The resolving power of a telescope is proportional to the observation wavelength divided by the diameter of the telescope. In the case of the EHT, whose constituent telescopes encompass the globe to form a giant array, its operating wavelength of 1.3 mm gives an angular resolution of 20 microseconds. This is equivalent to solving a golf ball on the surface of the Moon, and it is enough to visualize a supermassive black hole in a not too distant galaxy. The telescopes that make up ALMA are a maximum of a few kilometers away. They cannot solve extragalactic black holes. But when they start using M87, they provide complementary data.
Magnetic fields penetrate the plasma, which envelops black holes. As the electrons of the plasma revolve around the field lines, they lose energy by synchrotron radiation. The radiation is linearly polarized in the plane of rotation. As the radiation passes through the plasma along the observer’s line of sight, another electromagnetic process, Faraday rotation, takes place. If all the magnetic field lines around M87 were neatly aligned, the polarization of the radiation would be strong and rotated by the same amount. But if instead the field lines were tangled a mess, any polarization originally had the radiation would be exterminated.

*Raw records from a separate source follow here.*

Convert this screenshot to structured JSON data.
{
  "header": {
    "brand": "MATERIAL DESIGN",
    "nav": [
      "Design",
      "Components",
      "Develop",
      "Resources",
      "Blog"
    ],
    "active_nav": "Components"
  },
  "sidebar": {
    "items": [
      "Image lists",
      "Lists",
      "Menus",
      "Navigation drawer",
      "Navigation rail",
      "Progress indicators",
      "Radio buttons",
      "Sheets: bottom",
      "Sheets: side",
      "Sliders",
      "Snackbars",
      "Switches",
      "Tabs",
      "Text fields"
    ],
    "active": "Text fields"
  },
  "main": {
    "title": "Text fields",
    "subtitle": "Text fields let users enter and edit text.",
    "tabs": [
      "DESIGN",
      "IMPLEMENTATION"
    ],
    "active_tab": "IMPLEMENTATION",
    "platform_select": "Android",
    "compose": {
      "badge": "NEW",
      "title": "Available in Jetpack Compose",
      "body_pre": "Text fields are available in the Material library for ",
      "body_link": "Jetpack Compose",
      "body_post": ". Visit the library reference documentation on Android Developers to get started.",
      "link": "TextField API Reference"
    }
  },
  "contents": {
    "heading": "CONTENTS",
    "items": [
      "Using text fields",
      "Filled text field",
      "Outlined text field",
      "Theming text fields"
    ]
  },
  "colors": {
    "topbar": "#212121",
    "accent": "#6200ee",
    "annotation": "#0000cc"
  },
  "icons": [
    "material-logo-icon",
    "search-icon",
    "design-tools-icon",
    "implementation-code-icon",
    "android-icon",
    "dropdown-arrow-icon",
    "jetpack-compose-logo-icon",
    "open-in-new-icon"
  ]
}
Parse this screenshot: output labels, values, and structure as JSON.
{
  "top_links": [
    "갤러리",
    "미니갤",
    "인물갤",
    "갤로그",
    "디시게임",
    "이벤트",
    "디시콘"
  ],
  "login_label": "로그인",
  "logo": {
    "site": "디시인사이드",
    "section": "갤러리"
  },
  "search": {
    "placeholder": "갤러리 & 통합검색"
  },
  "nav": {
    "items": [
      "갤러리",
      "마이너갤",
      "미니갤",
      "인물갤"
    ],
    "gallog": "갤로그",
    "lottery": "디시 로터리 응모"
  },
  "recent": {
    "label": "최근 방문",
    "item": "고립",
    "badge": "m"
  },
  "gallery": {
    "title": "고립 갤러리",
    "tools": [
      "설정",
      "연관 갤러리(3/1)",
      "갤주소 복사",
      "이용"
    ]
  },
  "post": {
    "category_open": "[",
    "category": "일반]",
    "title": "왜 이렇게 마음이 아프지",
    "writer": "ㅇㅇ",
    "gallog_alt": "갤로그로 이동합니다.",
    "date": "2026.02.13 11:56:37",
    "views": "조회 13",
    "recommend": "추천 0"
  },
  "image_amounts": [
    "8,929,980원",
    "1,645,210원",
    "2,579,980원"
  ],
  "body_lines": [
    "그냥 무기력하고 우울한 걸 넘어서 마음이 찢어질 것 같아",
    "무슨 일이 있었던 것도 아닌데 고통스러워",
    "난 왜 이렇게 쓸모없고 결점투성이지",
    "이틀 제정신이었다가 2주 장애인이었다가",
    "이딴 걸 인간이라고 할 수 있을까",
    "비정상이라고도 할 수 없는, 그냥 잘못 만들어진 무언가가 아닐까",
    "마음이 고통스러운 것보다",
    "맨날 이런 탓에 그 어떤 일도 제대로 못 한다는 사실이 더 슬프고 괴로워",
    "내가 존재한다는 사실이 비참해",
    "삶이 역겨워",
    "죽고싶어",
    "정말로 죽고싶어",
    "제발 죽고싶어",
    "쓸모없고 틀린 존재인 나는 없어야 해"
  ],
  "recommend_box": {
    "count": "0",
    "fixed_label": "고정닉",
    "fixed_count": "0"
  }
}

As solved and mapped by EHT, the fractional polarization of the radiation of the M87 event horizon is at most 20%. ALMA’s observations, which average the polarization over a larger region, give an upper limit of about 3%. The observed pattern corresponds to a poloid magnetic field – that is, a field with north and south poles like the Earth’s. Such a field could be generated by a plasma orbiting around the black hole in an overgrown disk.
In particular, the observed polarization is consistent with what astrophysicists call a scenario magnetically arrested disk (MAD). As the magnetic field grows near the event horizon, it becomes so intense that it bounces back against the plasma drawn into the black hole. The scenario forces the magnetic fields to be oriented perpendicular to the overhead disk (along the north and south poles of the rotating black hole), and this is what gives the polarized image the “twist”.
M87 is a giant elliptical galaxy of trillions of stars in the center of the Virgin supercluster. A jet of hot plasma emerges with relativistic velocities from the galaxy’s core (see accompanying image). In 1977 Roger Blandford and Roman Znajek proposed a way in which a rotating black hole could extract energy from surrounding plasma and transform it into a jet. Can the Blandford-Znajek mechanism be responsible for the M87 jet, given the values for field strength, temperature, and density inferred from the EHT and ALMA observations?
To find out, the collaboration created a set of jet models and then simulated how their related radiation would appear if observed by EHT at the distance of M87-4900 light-years. The model that most closely matched the observations validated an assumption made by Blandford and Znajek: that magnetic fields in the vicinity of the event horizon are dynamically important for jet production. (K. Akiyama et al., Collaboration of Event Horizon Telescope, Astrophys. J. Lett. 910, L13, 2021.)